CLEARWATER — Do a better job getting me where I want to go.

That was the message from many of the 800 Pinellas residents who picked up a ringing phone in February and agreed to take a survey about county services and quality of life. The county hired a consultant to conduct the study and county commissioners reviewed the results on Tuesday.

In one part of the survey, residents were asked to rate 13 categories ranging from law enforcement to water drainage. Did they exceed your expectations, meet them, or fall below? Respondents could also say they didn't know.

The categories with the most dissatisfaction: "mass transit options" and "road and sidewalk repairs."

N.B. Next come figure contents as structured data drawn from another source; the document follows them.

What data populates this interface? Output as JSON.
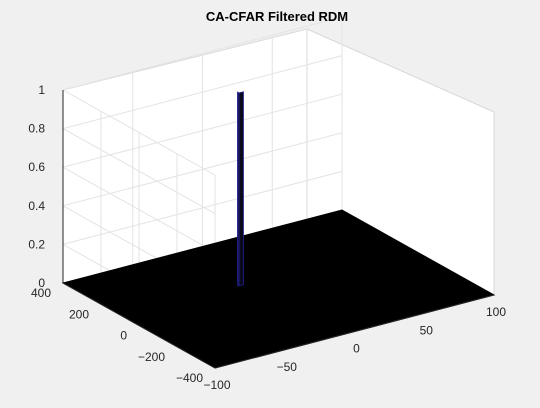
{
  "chart_data": {
    "type": "surface",
    "title": "CA-CFAR Filtered RDM",
    "xlabel": "",
    "ylabel": "",
    "zlabel": "",
    "x_axis": {
      "range": [
        -100,
        100
      ],
      "ticks": [
        -100,
        -50,
        0,
        50,
        100
      ]
    },
    "y_axis": {
      "range": [
        -400,
        400
      ],
      "ticks": [
        -400,
        -200,
        0,
        200,
        400
      ]
    },
    "z_axis": {
      "range": [
        0,
        1
      ],
      "ticks": [
        0,
        0.2,
        0.4,
        0.6,
        0.8,
        1
      ]
    },
    "grid": true,
    "surface_base_value": 0,
    "surface_extent": {
      "x": [
        -100,
        100
      ],
      "y": [
        -400,
        400
      ]
    },
    "peaks": [
      {
        "x": -15,
        "y": 90,
        "z": 1
      }
    ],
    "colors": {
      "surface": "#000000",
      "peak_edge": "#1f1f8f",
      "background": "#f0f0f0",
      "axes_background": "#ffffff"
    }
  }
}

In the first category, 14.8 percent of respondents who live in the unincorporated areas said the services are falling below their expectations; 76.8 percent said their expectations are being met; and 2.3 percent said the services exceeded their expectations.

In the road and sidewalk category, 17.5 percent of respondents said services fell below expectations; 76 percent said their expectations are being met; and 5.7 said the services exceeds their expectations.

People who live in the county's cities and towns also were polled but the differences were not statistically significant.

The results aren't surprising to anyone who has been stuck in gridlock here, but they come at a time when mass transit is in the spotlight. Voters will decide on Nov. 4 whether to approve a 1-cent sales tax increase to pay for new bus routes and a 24-mile light rail line between St. Petersburg and Clearwater.

"Up until the economy went into the Great Recession, transportation has been the number one issue on everybody's mind for almost as long as I've been a county commissioner," said Chairwoman Karen Seel. "Now with the possible option of some transportation alternatives, that's obviously what's on people's minds, and they're expressing it."

Seel said road construction, which often requires making traffic worse to ultimately improve it, likely plays a role in the dissatisfaction.

The results also showed some dissatisfaction with the upkeep of vacant houses and commercial buildings.

All told, though, 9 of 10 respondents said they would recommend Pinellas as place to live and retire.